Training time
DanLesman opened this issue · 3 comments
I was hoping to use CellOT on full scRNA-seq data and was wondering what the training times for that should look like and if there is any way to accelerate training. I'm currently running scGen to get the autoencoder embeddings and I'm getting predicted runtimes of 594hrs on 1 GPU for 20k genes in 3k cells and 8hrs for 1k genes in 3k cells.
Thank you!
This was a simple fix, I added the below code to the train_auto_encoder function
device = torch.device("cuda:0" if torch.cuda.is_available() else "cpu")
model = model.to(device)
Hi, adding that to the train_auto_encoder function cause a error, RuntimeError: Expected all tensors to be on the same device, but found at least two devices, cuda:0 and cpu! (when checking argument for argument mat1 in method wrapper_addmm)
.
To follow up on DanLesman's answer above, you can add a call to .to(device) after each call to the dataloader to move the data onto the GPU as well. The error about all tensors expected to be on the same device comes when the model and data are on different devices; you need to move both to the GPU.
Code:
device = torch.device("cuda" if torch.cuda.is_available() else "cpu")

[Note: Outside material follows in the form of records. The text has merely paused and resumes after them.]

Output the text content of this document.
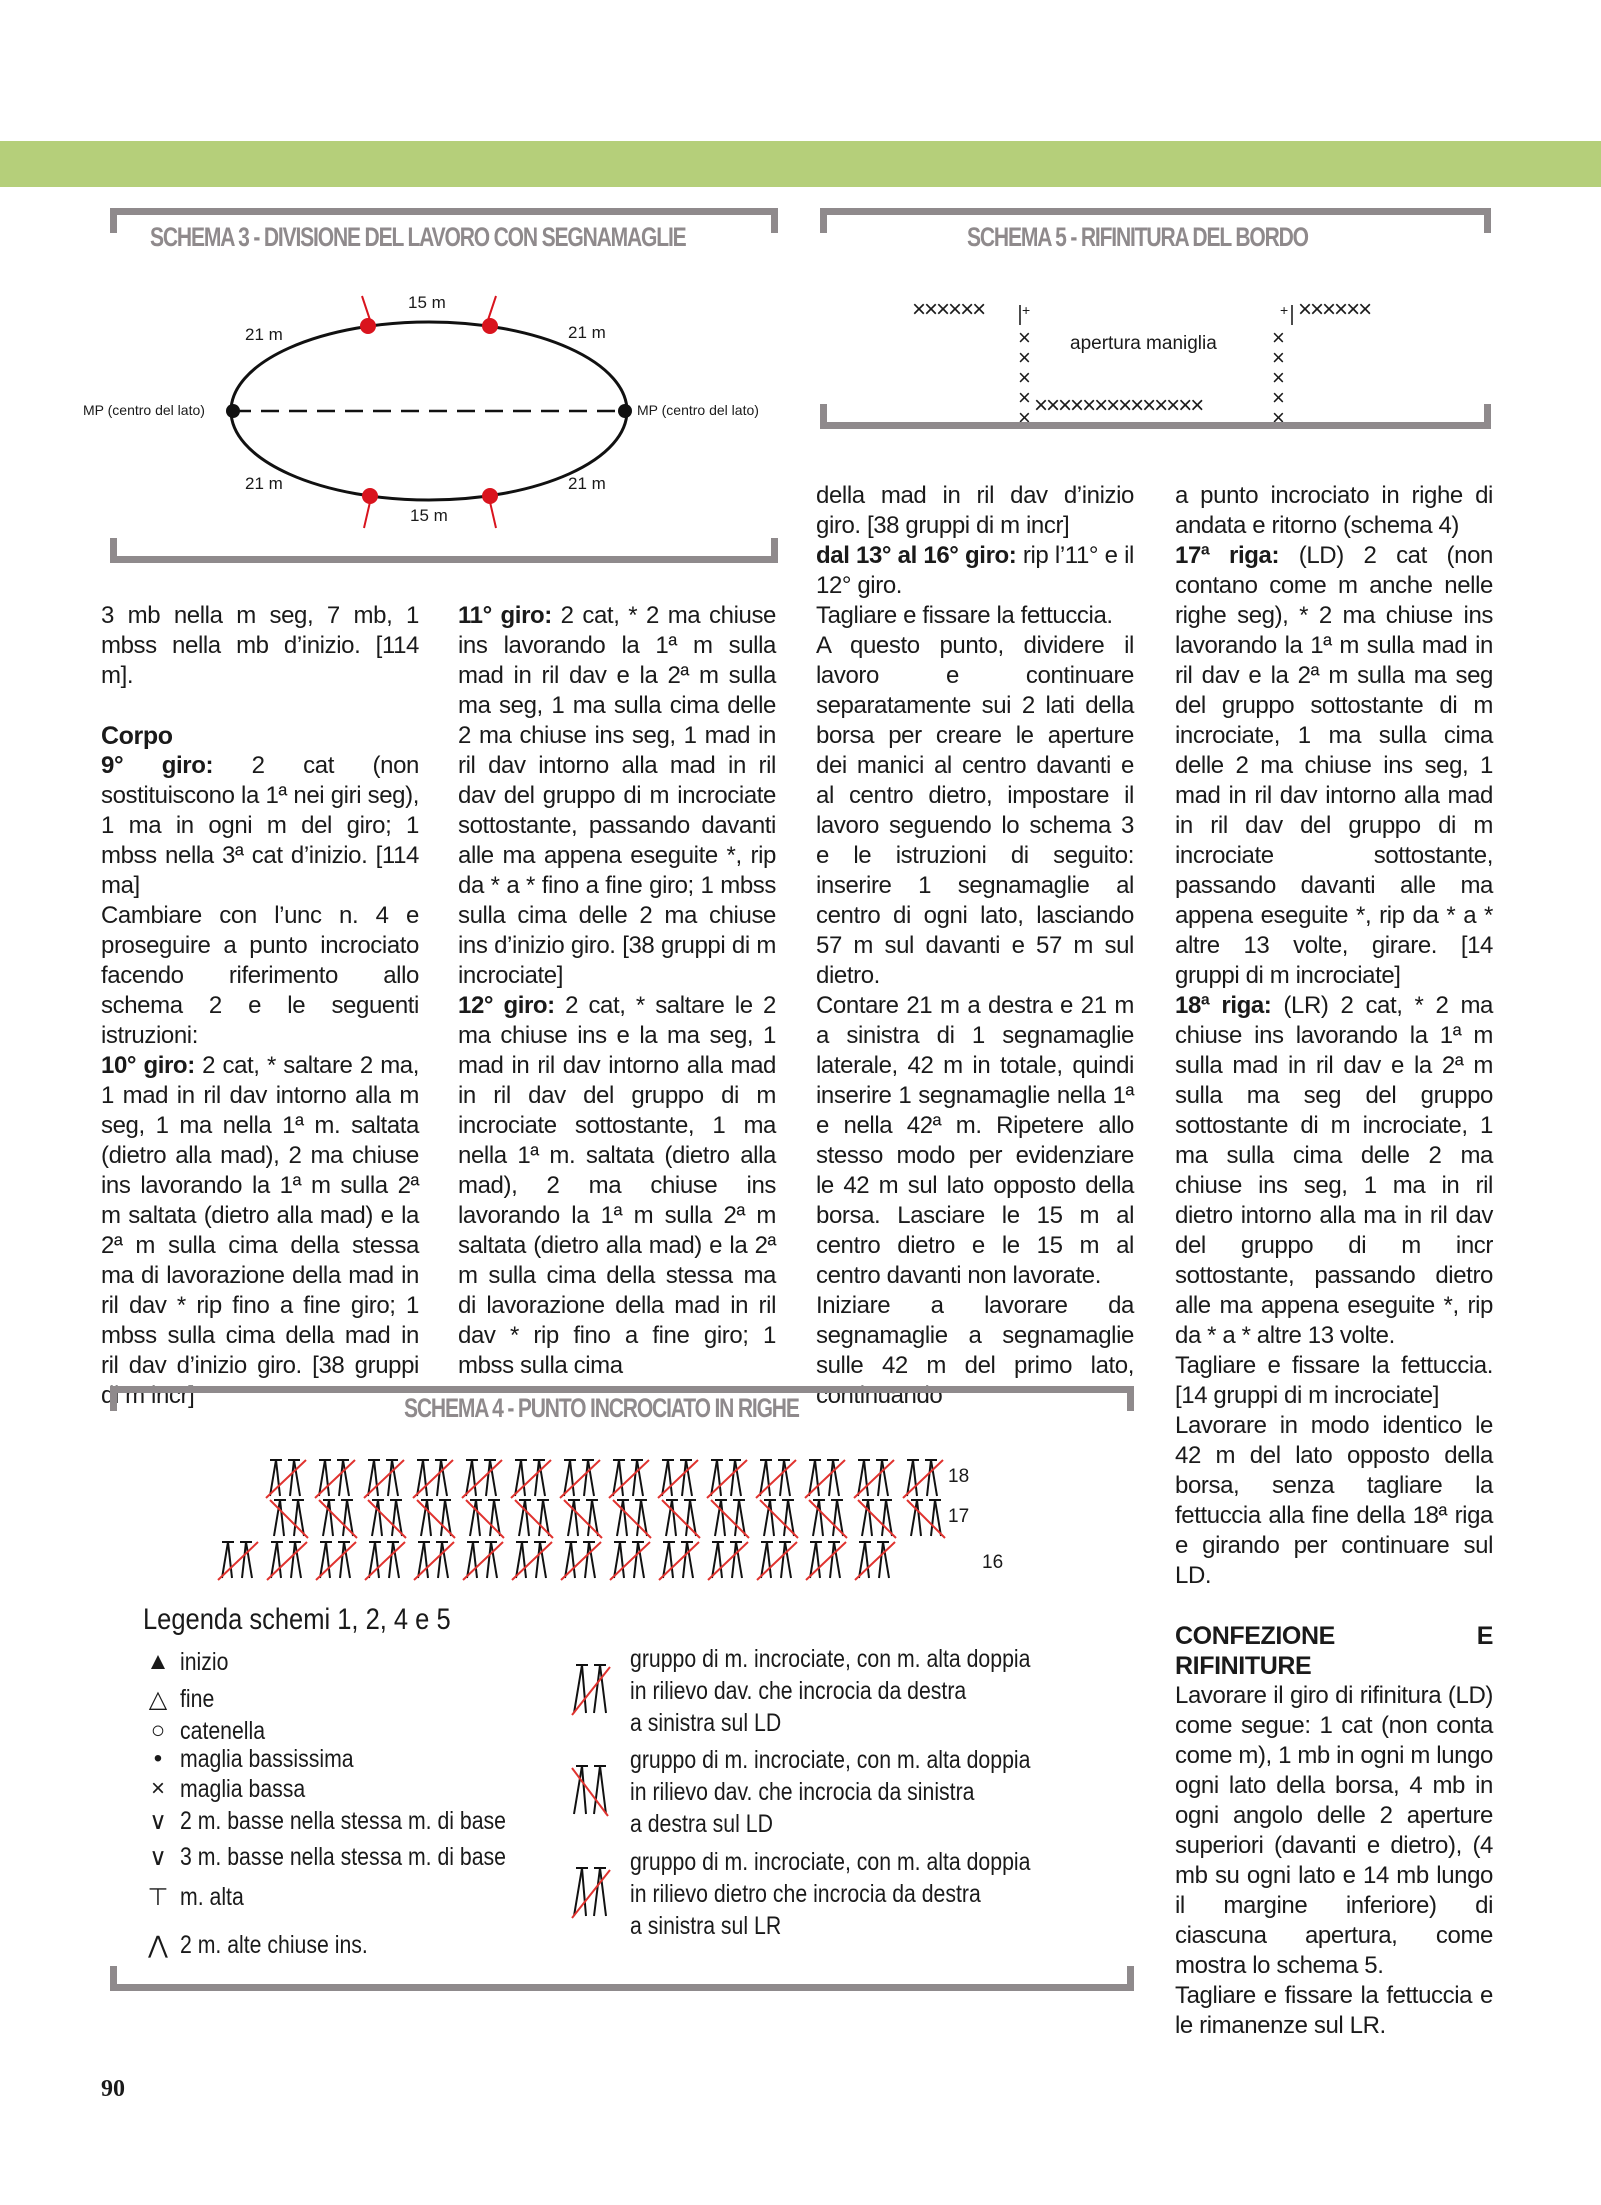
SCHEMA 3 - DIVISIONE DEL LAVORO CON SEGNAMAGLIE
15 m
21 m	21 m
21 m	21 m
15 m
MP (centro del lato)	MP (centro del lato)
SCHEMA 5 - RIFINITURA DEL BORDO
××××××	××××××
+	+
×××××
×××××
apertura maniglia
××××××××××××××

3 mb nella m seg, 7 mb, 1 mbss nella mb d’inizio. [114 m].

Corpo

9° giro: 2 cat (non sostituiscono la 1ª nei giri seg), 1 ma in ogni m del giro; 1 mbss nella 3ª cat d’inizio. [114 ma]

Cambiare con l’unc n. 4 e proseguire a punto incrociato facendo riferimento allo schema 2 e le seguenti istruzioni:

10° giro: 2 cat, * saltare 2 ma, 1 mad in ril dav intorno alla m seg, 1 ma nella 1ª m. saltata (dietro alla mad), 2 ma chiuse ins lavorando la 1ª m sulla 2ª m saltata (dietro alla mad) e la 2ª m sulla cima della stessa ma di lavorazione della mad in ril dav * rip fino a fine giro; 1 mbss sulla cima della mad in ril dav d’inizio giro. [38 gruppi di m incr]

11° giro: 2 cat, * 2 ma chiuse ins lavorando la 1ª m sulla mad in ril dav e la 2ª m sulla ma seg, 1 ma sulla cima delle 2 ma chiuse ins seg, 1 mad in ril dav intorno alla mad in ril dav del gruppo di m incrociate sottostante, passando davanti alle ma appena eseguite *, rip da * a * fino a fine giro; 1 mbss sulla cima delle 2 ma chiuse ins d’inizio giro. [38 gruppi di m incrociate]

12° giro: 2 cat, * saltare le 2 ma chiuse ins e la ma seg, 1 mad in ril dav intorno alla mad in ril dav del gruppo di m incrociate sottostante, 1 ma nella 1ª m. saltata (dietro alla mad), 2 ma chiuse ins lavorando la 1ª m sulla 2ª m saltata (dietro alla mad) e la 2ª m sulla cima della stessa ma di lavorazione della mad in ril dav * rip fino a fine giro; 1 mbss sulla cima

della mad in ril dav d’inizio giro. [38 gruppi di m incr]

dal 13° al 16° giro: rip l’11° e il 12° giro.

Tagliare e fissare la fettuccia.

A questo punto, dividere il lavoro e continuare separatamente sui 2 lati della borsa per creare le aperture dei manici al centro davanti e al centro dietro, impostare il lavoro seguendo lo schema 3 e le istruzioni di seguito: inserire 1 segnamaglie al centro di ogni lato, lasciando 57 m sul davanti e 57 m sul dietro.

Contare 21 m a destra e 21 m a sinistra di 1 segnamaglie laterale, 42 m in totale, quindi inserire 1 segnamaglie nella 1ª e nella 42ª m. Ripetere allo stesso modo per evidenziare le 42 m sul lato opposto della borsa. Lasciare le 15 m al centro dietro e le 15 m al centro davanti non lavorate.

Iniziare a lavorare da segnamaglie a segnamaglie sulle 42 m del primo lato, continuando

a punto incrociato in righe di andata e ritorno (schema 4)

17ª riga: (LD) 2 cat (non contano come m anche nelle righe seg), * 2 ma chiuse ins lavorando la 1ª m sulla mad in ril dav e la 2ª m sulla ma seg del gruppo sottostante di m incrociate, 1 ma sulla cima delle 2 ma chiuse ins seg, 1 mad in ril dav intorno alla mad in ril dav del gruppo di m incrociate sottostante, passando davanti alle ma appena eseguite *, rip da * a * altre 13 volte, girare. [14 gruppi di m incrociate]

18ª riga: (LR) 2 cat, * 2 ma chiuse ins lavorando la 1ª m sulla mad in ril dav e la 2ª m sulla ma seg del gruppo sottostante di m incrociate, 1 ma sulla cima delle 2 ma chiuse ins seg, 1 ma in ril dietro intorno alla ma in ril dav del gruppo di m incr sottostante, passando dietro alle ma appena eseguite *, rip da * a * altre 13 volte.

Tagliare e fissare la fettuccia. [14 gruppi di m incrociate]

Lavorare in modo identico le 42 m del lato opposto della borsa, senza tagliare la fettuccia alla fine della 18ª riga e girando per continuare sul LD.

CONFEZIONE E RIFINITURE

Lavorare il giro di rifinitura (LD) come segue: 1 cat (non conta come m), 1 mb in ogni m lungo ogni lato della borsa, 4 mb in ogni angolo delle 2 aperture superiori (davanti e dietro), (4 mb su ogni lato e 14 mb lungo il margine inferiore) di ciascuna apertura, come mostra lo schema 5.

Tagliare e fissare la fettuccia e le rimanenze sul LR.

SCHEMA 4 - PUNTO INCROCIATO IN RIGHE
18
17
16
Legenda schemi 1, 2, 4 e 5
▲ inizio
△ fine
○ catenella
• maglia bassissima
× maglia bassa
∨ 2 m. basse nella stessa m. di base
∨ 3 m. basse nella stessa m. di base
⊤ m. alta
⋀ 2 m. alte chiuse ins.
gruppo di m. incrociate, con m. alta doppia
in rilievo dav. che incrocia da destra
a sinistra sul LD
gruppo di m. incrociate, con m. alta doppia
in rilievo dav. che incrocia da sinistra
a destra sul LD
gruppo di m. incrociate, con m. alta doppia
in rilievo dietro che incrocia da destra
a sinistra sul LR
90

(after every call to next(iterator)):
target = target.to(device)
source = source.to(device)
Another tip: Make sure to move the networks to GPU before the optimizer is constructed. For example, in cellot.py, I run:
f = f.to(device)
g = g.to(device)
opts = load_opts(config, f, g)
So that the f and g networks are moved to GPU before the Adam optimizer is initialized.
I can confirm that for full-gene scRNAseq data, GPU acceleration makes a large difference in the ETA for training. Hope this helps!